17/07/2019

O que o Teide tem



A maioria de nós teria decerto dificuldade em viver alguns meses ao relento sob intenso frio e neve (algo que os esquimós conseguem fazer assobiando), aguentando logo depois, e durante o resto do ano, um calor implacável e uma secura extrema (que não atrapalham quem vive junto ao Equador, a saltitar entre riachos e cachoeiras). É a mudança repentina de um regime para outro que não parece ser uma experiência inscrita nos nossos genes, para a qual tenhamos adquirido um meio rápido de adaptação. Pelo contrário, há plantas que resolveram esse problema climático, apesar da sua inexorável imobilidade, permitindo-lhe sobreviver em paragens assim hostis. E algumas até têm um aspecto bastante frágil. Ora veja.

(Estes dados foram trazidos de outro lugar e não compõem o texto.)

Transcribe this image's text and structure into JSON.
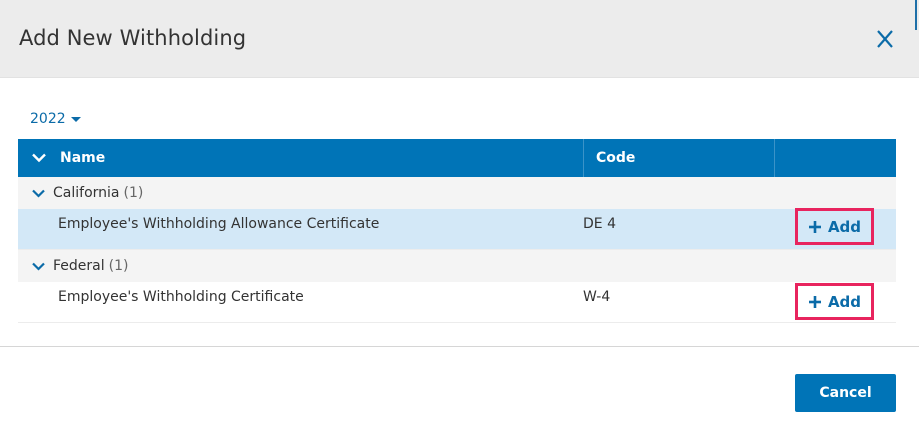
{
  "dialog": {
    "title": "Add New Withholding",
    "close_icon": "close-icon"
  },
  "year_select": {
    "value": "2022",
    "icon": "caret-down-icon"
  },
  "grid": {
    "columns": {
      "name": "Name",
      "code": "Code"
    },
    "groups": [
      {
        "label": "California",
        "count": "(1)",
        "rows": [
          {
            "name": "Employee's Withholding Allowance Certificate",
            "code": "DE 4",
            "action": "Add",
            "selected": true
          }
        ]
      },
      {
        "label": "Federal",
        "count": "(1)",
        "rows": [
          {
            "name": "Employee's Withholding Certificate",
            "code": "W-4",
            "action": "Add",
            "selected": false
          }
        ]
      }
    ]
  },
  "footer": {
    "cancel_label": "Cancel"
  },
  "colors": {
    "primary": "#0074b7",
    "link": "#0b6ba8",
    "highlight_border": "#e8245e",
    "selected_row": "#d3e8f7",
    "header_bg": "#ececec"
  }
}
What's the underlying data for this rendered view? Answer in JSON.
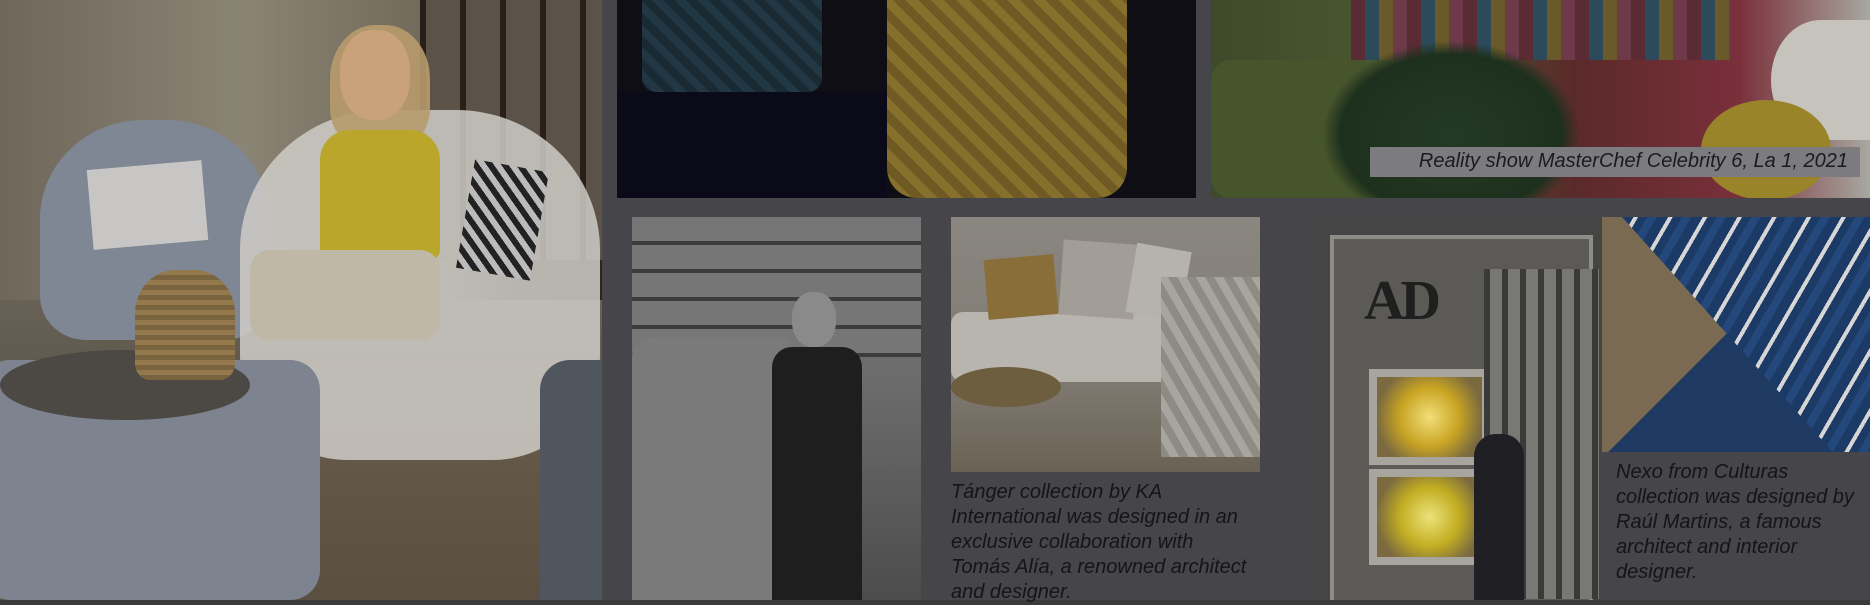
{
  "captions": {
    "masterchef": "Reality show MasterChef Celebrity 6, La 1, 2021",
    "tanger": "Tánger collection by KA International was designed in an exclusive collaboration with Tomás Alía, a renowned architect and designer.",
    "nexo": "Nexo from Culturas collection was designed by Raúl Martins, a famous architect and interior designer."
  },
  "magazine": {
    "logo": "AD"
  }
}
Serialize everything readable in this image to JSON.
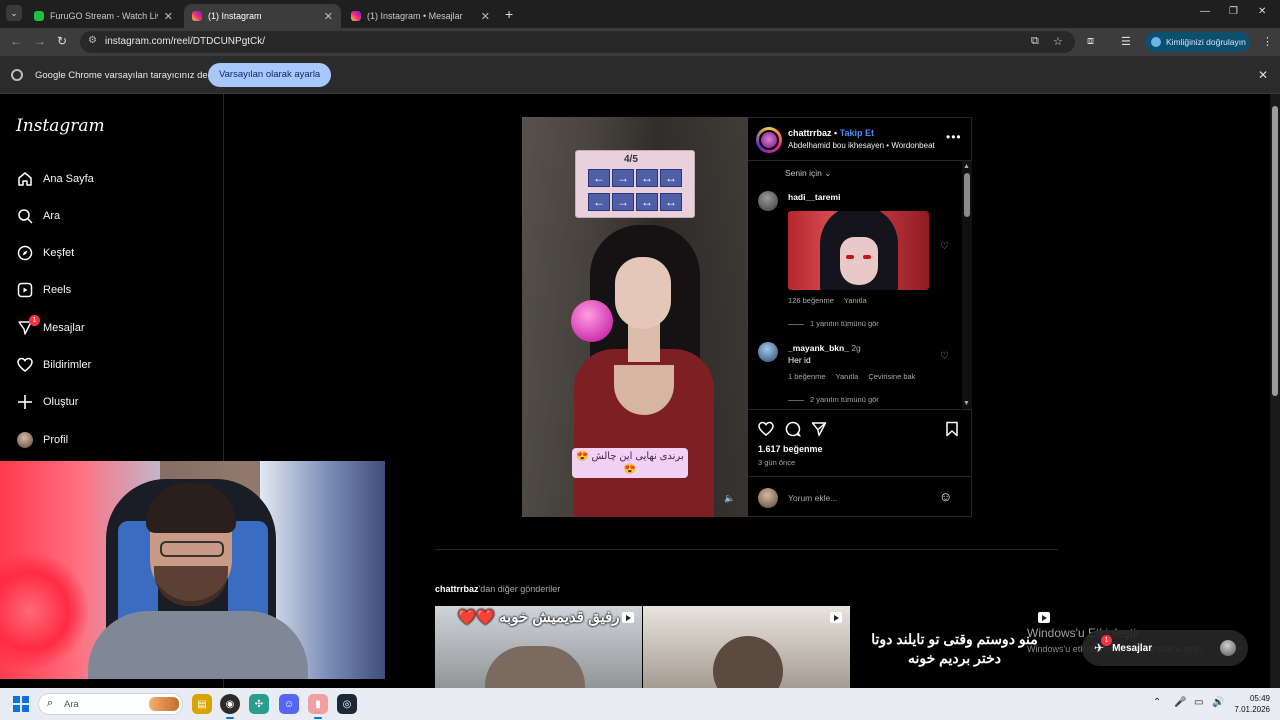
{
  "browser": {
    "tabs": [
      {
        "title": "FuruGO Stream - Watch Live on",
        "favicon_color": "#1fbf3f",
        "active": false
      },
      {
        "title": "(1) Instagram",
        "favicon_color": "#e1306c",
        "active": true
      },
      {
        "title": "(1) Instagram • Mesajlar",
        "favicon_color": "#e1306c",
        "active": false
      }
    ],
    "url": "instagram.com/reel/DTDCUNPgtCk/",
    "verify_label": "Kimliğinizi doğrulayın",
    "infobar": {
      "message": "Google Chrome varsayılan tarayıcınız değil",
      "button": "Varsayılan olarak ayarla"
    }
  },
  "sidebar": {
    "logo": "Instagram",
    "items": [
      {
        "label": "Ana Sayfa",
        "icon": "home-icon"
      },
      {
        "label": "Ara",
        "icon": "search-icon"
      },
      {
        "label": "Keşfet",
        "icon": "compass-icon"
      },
      {
        "label": "Reels",
        "icon": "reels-icon"
      },
      {
        "label": "Mesajlar",
        "icon": "messenger-icon",
        "badge": "1"
      },
      {
        "label": "Bildirimler",
        "icon": "heart-icon"
      },
      {
        "label": "Oluştur",
        "icon": "plus-icon"
      },
      {
        "label": "Profil",
        "icon": "avatar"
      }
    ]
  },
  "reel": {
    "game_score": "4/5",
    "caption": "برندی نهایی این چالش 😍😍"
  },
  "post": {
    "username": "chattrrbaz",
    "separator": "•",
    "follow": "Takip Et",
    "audio": "Abdelhamid bou ikhesayen • Wordonbeat",
    "sort": "Senin için",
    "comments": [
      {
        "user": "hadi__taremi",
        "time": "",
        "text": "",
        "likes": "126 beğenme",
        "reply": "Yanıtla",
        "translate": "",
        "view_replies": "1 yanıtın tümünü gör"
      },
      {
        "user": "_mayank_bkn_",
        "time": "2g",
        "text": "Her id",
        "likes": "1 beğenme",
        "reply": "Yanıtla",
        "translate": "Çevirisine bak",
        "view_replies": "2 yanıtın tümünü gör"
      }
    ],
    "like_count": "1.617 beğenme",
    "time_ago": "3 gün önce",
    "comment_placeholder": "Yorum ekle..."
  },
  "more_posts": {
    "user": "chattrrbaz",
    "suffix": "'dan diğer gönderiler",
    "thumbs": [
      {
        "text": "رفیق قدیمیش خوبه ❤️❤️"
      },
      {
        "text": ""
      },
      {
        "text": "منو دوستم وقتی تو تایلند دوتا دختر بردیم خونه"
      }
    ]
  },
  "watermark": {
    "line1": "Windows'u Etkinleştir",
    "line2": "Windows'u etkinleştirmek için Ayarlar'a gidin."
  },
  "messages_pill": {
    "label": "Mesajlar",
    "badge": "1"
  },
  "taskbar": {
    "search_placeholder": "Ara",
    "time": "05:49",
    "date": "7.01.2026"
  }
}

Descurainia bourgeauana (E. Fourn.) O. E. Schulz



Nepeta teydea Webb & Berthel.


No topo da Montanha Branca, no Parque Nacional do Teide, em Tenerife, o que nos rodeia é um mar silencioso de areia cor-de-argila cuja claridade agride os olhos e, já em Maio, é insuportavelmente quente. Mas, entre pausas e muitos goles de água, conseguimos reparar que há afinal plantas tenazes que aqui vivem, e em alguns padrões curiosos: a maioria das plantas hiberna no Inverno, e a floração é curta; a ramagem nova dos raros arbustos (giestas ou retamas) forma uns almofadões densos mas rasteiros; outras plantas têm raízes longas e ondulantes que espreitam entre os torrões secos; outras apresentam folhas pequenas, cobertas de penugem, em compactos arranjos basais; e é frequente a opção de não se desfazerem das partes secas, sejam elas ramos ou cápsulas de frutos já vazias, que se inclinam para o centro da planta e aí despejam toda a água que conseguem captar. Obviamente, estes estratagemas servem para proteger as plantas de ventos fortes (como os que sopram nos desertos e que no cume do Teide são assíduos) e da elevada radiação solar, ao mesmo tempo que lhes permitem reter a humidade do ar, reduzir a perda de água por transpiração e assegurar alguma ração de água.

Terá sido um processo gradual de colonização, com sucessos e recuos. A paisagem vegetal do Teide oferece ocasião, como as ilhas Galápagos noutro século, para uma aventurosa lição (até em férias) sobre a evolução da natureza em circunstâncias adversas.